Analysis of Differentially Expressed Genes in Gastrocnemius Muscle between DGAT1 Transgenic Mice and Wild-Type Mice

1Key Laboratory of Swine Genetics and Breeding, Ministry of Agriculture and Key Lab of Agricultural Animal Genetics and Breeding, Ministry of Education, College of Animal Science and Veterinary Medicine, Huazhong Agricultural University, Wuhan 430070, China
2The Cooperative Innovation Center for Sustainable Pig Production, Wuhan 430070, China

Correspondence should be addressed to Bo Zuo; nc.ude.uazh.liam@obouz

Received 28 October 2016; Accepted 22 January 2017; Published 13 March 2017

Academic Editor: Young-Mi Lee

Copyright © 2017 Fei Ying et al. This is an open access article distributed under the Creative Commons Attribution License, which permits unrestricted use, distribution, and reproduction in any medium, provided the original work is properly cited.

Abstract

Adipose tissue was the major energy deposition site of the mammals and provided the energy for the body and released the external pressure to the internal organs. In animal production, fat deposition in muscle can affect the meat quality, especially the intramuscular fat (IMF) content.

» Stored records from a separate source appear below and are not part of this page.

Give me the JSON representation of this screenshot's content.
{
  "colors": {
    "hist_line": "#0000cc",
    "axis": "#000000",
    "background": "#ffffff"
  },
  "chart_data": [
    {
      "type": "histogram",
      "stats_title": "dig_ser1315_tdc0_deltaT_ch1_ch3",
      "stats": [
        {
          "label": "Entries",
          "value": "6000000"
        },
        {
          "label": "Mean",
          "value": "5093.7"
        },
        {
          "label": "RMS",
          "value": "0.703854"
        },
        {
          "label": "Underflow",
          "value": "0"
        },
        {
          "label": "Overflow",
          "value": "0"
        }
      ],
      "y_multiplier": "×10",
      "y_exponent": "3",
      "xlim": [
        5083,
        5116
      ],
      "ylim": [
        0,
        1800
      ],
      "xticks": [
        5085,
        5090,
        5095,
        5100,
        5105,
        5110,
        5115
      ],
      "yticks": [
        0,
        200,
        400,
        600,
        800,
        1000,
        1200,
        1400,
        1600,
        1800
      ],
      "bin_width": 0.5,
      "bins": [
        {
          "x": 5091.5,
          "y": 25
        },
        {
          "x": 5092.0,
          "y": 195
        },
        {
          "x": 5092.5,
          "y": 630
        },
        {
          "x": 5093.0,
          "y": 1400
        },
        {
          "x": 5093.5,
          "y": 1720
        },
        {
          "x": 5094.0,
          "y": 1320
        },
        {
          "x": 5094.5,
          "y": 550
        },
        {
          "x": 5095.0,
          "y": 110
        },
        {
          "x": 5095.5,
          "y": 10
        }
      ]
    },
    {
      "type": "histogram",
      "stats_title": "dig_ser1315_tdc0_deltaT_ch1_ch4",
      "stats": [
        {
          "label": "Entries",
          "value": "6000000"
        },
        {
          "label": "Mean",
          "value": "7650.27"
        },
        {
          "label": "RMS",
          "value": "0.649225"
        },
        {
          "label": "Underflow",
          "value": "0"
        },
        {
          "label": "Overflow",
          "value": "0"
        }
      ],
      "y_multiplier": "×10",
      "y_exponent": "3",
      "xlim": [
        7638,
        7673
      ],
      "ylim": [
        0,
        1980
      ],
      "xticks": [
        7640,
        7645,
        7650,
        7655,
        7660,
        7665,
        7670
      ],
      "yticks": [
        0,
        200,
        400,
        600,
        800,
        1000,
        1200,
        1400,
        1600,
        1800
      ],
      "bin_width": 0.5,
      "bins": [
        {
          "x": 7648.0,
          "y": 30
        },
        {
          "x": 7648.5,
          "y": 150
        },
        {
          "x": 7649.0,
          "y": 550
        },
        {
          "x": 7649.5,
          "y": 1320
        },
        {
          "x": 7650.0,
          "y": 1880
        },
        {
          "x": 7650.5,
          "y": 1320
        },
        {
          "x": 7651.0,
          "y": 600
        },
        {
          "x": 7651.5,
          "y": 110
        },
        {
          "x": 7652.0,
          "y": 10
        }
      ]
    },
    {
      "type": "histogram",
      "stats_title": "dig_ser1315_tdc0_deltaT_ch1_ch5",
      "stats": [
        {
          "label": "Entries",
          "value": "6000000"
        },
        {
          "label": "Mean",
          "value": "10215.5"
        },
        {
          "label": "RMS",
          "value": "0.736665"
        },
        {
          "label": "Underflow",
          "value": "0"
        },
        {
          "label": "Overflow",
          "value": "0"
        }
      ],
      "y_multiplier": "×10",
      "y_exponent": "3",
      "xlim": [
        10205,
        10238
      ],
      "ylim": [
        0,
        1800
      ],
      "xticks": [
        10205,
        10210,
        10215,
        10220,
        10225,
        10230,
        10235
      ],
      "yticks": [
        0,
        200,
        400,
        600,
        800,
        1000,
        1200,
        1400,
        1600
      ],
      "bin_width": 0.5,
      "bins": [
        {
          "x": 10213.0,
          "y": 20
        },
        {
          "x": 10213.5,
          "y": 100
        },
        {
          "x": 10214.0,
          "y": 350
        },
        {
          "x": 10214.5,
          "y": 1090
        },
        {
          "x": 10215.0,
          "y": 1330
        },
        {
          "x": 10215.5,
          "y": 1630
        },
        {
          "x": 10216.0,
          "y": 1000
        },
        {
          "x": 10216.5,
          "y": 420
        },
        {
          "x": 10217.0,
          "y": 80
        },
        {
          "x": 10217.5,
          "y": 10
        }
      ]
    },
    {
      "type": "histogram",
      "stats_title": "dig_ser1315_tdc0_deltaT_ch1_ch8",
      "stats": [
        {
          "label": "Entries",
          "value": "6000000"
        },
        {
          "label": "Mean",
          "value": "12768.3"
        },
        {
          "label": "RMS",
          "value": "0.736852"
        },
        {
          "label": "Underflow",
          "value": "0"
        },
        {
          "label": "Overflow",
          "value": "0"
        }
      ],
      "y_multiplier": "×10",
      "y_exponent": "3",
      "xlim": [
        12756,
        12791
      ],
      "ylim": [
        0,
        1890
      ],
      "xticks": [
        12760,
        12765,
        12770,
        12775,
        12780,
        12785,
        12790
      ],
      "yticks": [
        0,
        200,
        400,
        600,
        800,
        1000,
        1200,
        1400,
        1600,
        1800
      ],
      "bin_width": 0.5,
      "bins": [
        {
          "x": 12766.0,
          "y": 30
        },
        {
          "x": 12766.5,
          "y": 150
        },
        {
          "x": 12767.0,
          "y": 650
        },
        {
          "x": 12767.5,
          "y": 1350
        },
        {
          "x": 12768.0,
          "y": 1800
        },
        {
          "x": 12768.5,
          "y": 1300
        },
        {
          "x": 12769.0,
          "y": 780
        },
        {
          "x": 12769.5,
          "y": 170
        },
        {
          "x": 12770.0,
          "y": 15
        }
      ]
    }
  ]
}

Diacylglycerol acyltransferase-1 (DGAT1) was the key enzyme to control the synthesis of the triacylglycerol in adipose tissue. In order to better understand the regulation mechanism of the DGAT1 in the intramuscular fat deposition, the global gene expression profiling was performed in gastrocnemius muscle between DGAT1 transgenic mice and wild-type mice by microarray. 281 differentially expressed transcripts were identified with at least 1.5-fold change and the value < 0.05. 169 transcripts were upregulated and 112 transcripts were downregulated. Ten genes (SREBF1, DUSP1, PLAGL1, FKBP5, ZBTB16, PPP1R3C, CDC14A, GLUL, PDK4, and UCP3) were selected to validate the reliability of the chip’s results by the real-time PCR. The finding of RT-PCR was consistent with the gene chip. Seventeen signal pathways were analyzed using KEGG pathway database and the pathways concentrated mainly on the G-protein coupled receptor protein signaling pathway, signal transduction, oxidation-reduction reaction, olfactory receptor activity, protein binding, and zinc ion binding. This study implied a function role of DGAT1 in the synthesis of TAG, insulin resistance, and IMF deposition.